The Ukrainian military says its new weapon system, which launches antiaircraft missiles from a remote-controlled speedboat, has brought down two Russian jet fighters.

Ukraine over the past three years has developed a wide range of drones and robotic weapons that have been deployed against Russian forces to deadly effect.

The latest addition to this remote-controlled arsenal is the Magura V7, a homemade weapon system that launches antiaircraft missiles from a 24-foot remote-controlled speedboat. Gen. Kyrylo Budanov, the head of Ukraine’s military intelligence agency, presented it to reporters on May 14.

The system shot down two Russian Su-30 warplanes last month, according to the Ukrainian agency and independent analysts, in what is believed to be the first-ever successful use in combat by a drone boat against a fighter jet.
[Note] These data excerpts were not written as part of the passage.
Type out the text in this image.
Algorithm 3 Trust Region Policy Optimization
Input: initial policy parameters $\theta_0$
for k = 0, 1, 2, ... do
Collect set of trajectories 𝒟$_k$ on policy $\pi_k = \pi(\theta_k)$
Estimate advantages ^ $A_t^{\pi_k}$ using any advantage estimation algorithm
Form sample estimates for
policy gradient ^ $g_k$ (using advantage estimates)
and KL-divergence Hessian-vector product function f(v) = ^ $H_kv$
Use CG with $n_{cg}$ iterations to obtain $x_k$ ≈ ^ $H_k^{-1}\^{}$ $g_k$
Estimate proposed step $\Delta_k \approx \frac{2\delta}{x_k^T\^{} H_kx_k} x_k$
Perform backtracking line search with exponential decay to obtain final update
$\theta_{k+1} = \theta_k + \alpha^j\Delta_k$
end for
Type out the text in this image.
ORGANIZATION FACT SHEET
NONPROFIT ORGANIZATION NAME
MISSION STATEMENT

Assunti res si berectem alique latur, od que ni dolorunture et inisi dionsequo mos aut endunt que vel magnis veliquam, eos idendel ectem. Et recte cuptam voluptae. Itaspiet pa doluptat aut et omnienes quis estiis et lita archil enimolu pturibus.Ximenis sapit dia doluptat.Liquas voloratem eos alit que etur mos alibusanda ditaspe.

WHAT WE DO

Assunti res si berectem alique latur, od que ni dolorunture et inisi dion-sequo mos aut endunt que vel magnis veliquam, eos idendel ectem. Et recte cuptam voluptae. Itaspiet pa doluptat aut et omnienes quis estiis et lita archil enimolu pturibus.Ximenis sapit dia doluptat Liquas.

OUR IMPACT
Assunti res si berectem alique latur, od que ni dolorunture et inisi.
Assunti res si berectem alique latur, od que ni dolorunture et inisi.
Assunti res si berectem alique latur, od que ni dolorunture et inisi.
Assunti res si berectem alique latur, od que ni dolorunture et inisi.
Russia has not acknowledged the hits, but one was reported by Vladislav Shurygin, a Russian military expert.

The use of the new systems is part of Ukraine’s broader innovation involving drones and their use. Last weekend, Ukraine hit airfields from eastern Siberia to Russia’s western border with a swarm of drones that it said it secretly planted on Russian territory. It was one of the war’s most audacious strikes by Ukrainian forces. Although drones of that type have been used before, the airfield attack was the first time they had been deployed hidden onboard trucks and transported overland to launch sites deep inside Russia.

The new sea drones are a technological as well as a tactical innovation.

The new drones that were presented to reporters look like sleek green speedboats, with missiles mounted on the sides and an electronic eye in the center. In December, Ukraine said an earlier version of the new drones shot down two Russian Mi-8 helicopters in the Black Sea.

The weapon, one of its operators explained at the presentation on May 14, can linger for days in the open water, tracking Russian fighter jets and then ambushing them.